Buddhists put a little finer edge on it by saying that we assign one of two feelings to virtually everything we encounter in life: attraction or aversion. Either we like it, in which case we want it, or we don’t like it, in which case we want to avoid it.
The tricky part is in realizing that there is NOTHING that’s either likable or unlikable until we decide it’s likable or unlikable. It’s wonderful to realize that because it gets rid of a whole host of unconscious motivations like greed, prejudice, possessiveness, materialism. Literally, nothing has any value unless we want to think it has some value. Nothing’s good unless we think it, nothing’s bad unless we think it.

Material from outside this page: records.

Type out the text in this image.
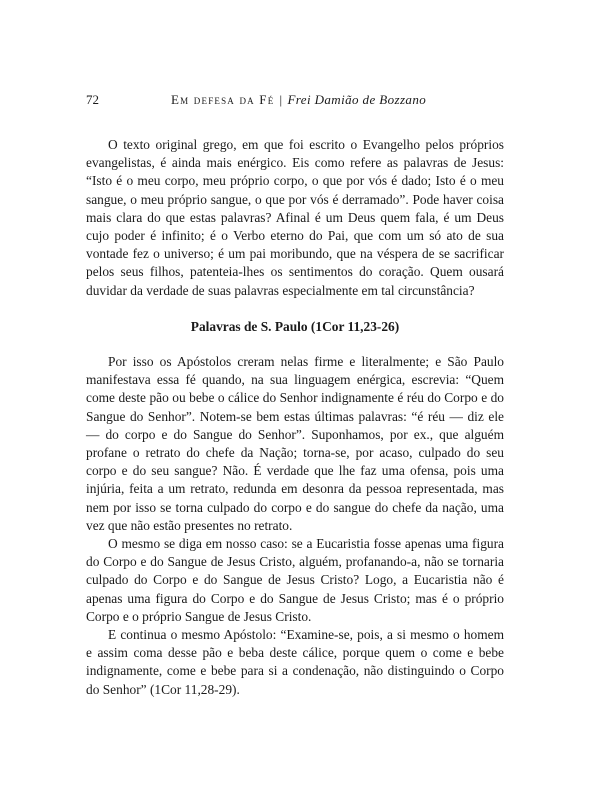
72	Em defesa da Fé | Frei Damião de Bozzano

O texto original grego, em que foi escrito o Evangelho pelos próprios evangelistas, é ainda mais enérgico. Eis como refere as palavras de Jesus: “Isto é o meu corpo, meu próprio corpo, o que por vós é dado; Isto é o meu sangue, o meu próprio sangue, o que por vós é derramado”. Pode haver coisa mais clara do que estas palavras? Afinal é um Deus quem fala, é um Deus cujo poder é infinito; é o Verbo eterno do Pai, que com um só ato de sua vontade fez o universo; é um pai moribundo, que na véspera de se sacrificar pelos seus filhos, patenteia-lhes os sentimentos do coração. Quem ousará duvidar da verdade de suas palavras especialmente em tal circunstância?

Palavras de S. Paulo (1Cor 11,23-26)

Por isso os Apóstolos creram nelas firme e literalmente; e São Paulo manifestava essa fé quando, na sua linguagem enérgica, escrevia: “Quem come deste pão ou bebe o cálice do Senhor indignamente é réu do Corpo e do Sangue do Senhor”. Notem-se bem estas últimas palavras: “é réu — diz ele — do corpo e do Sangue do Senhor”. Suponhamos, por ex., que alguém profane o retrato do chefe da Nação; torna-se, por acaso, culpado do seu corpo e do seu sangue? Não. É verdade que lhe faz uma ofensa, pois uma injúria, feita a um retrato, redunda em desonra da pessoa representada, mas nem por isso se torna culpado do corpo e do sangue do chefe da nação, uma vez que não estão presentes no retrato.

O mesmo se diga em nosso caso: se a Eucaristia fosse apenas uma figura do Corpo e do Sangue de Jesus Cristo, alguém, profanando-a, não se tornaria culpado do Corpo e do Sangue de Jesus Cristo? Logo, a Eucaristia não é apenas uma figura do Corpo e do Sangue de Jesus Cristo; mas é o próprio Corpo e o próprio Sangue de Jesus Cristo.

E continua o mesmo Apóstolo: “Examine-se, pois, a si mesmo o homem e assim coma desse pão e beba deste cálice, porque quem o come e bebe indignamente, come e bebe para si a condenação, não distinguindo o Corpo do Senhor” (1Cor 11,28-29).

It also makes us deliciously responsible for our own lives because we’re no longer victims of circumstance. How many times have we all said, “I’ll be happy when I get a new car, or a new computer, or a new job, or a better lover, or a nicer house?” We chronically think that there is something or someone OUT THERE that will magically make us happy. And if it’s OUT THERE, then we don’t have any control over it. It’s something that happens to us or it doesn’t, either something outside of us makes us happy, or we’re just doomed to be miserable.
Once we realize that it’s our own thoughts that are assigning happy or miserable feelings to the things out there, that we are unconsciously deciding that some things are attractive and some things are aversive, then we control our own happiness. Or we can be just as miserable as we want to be.
Happy, sad, mean, joyful, miserable. They all start with thoughts and we, and we alone, make our thoughts.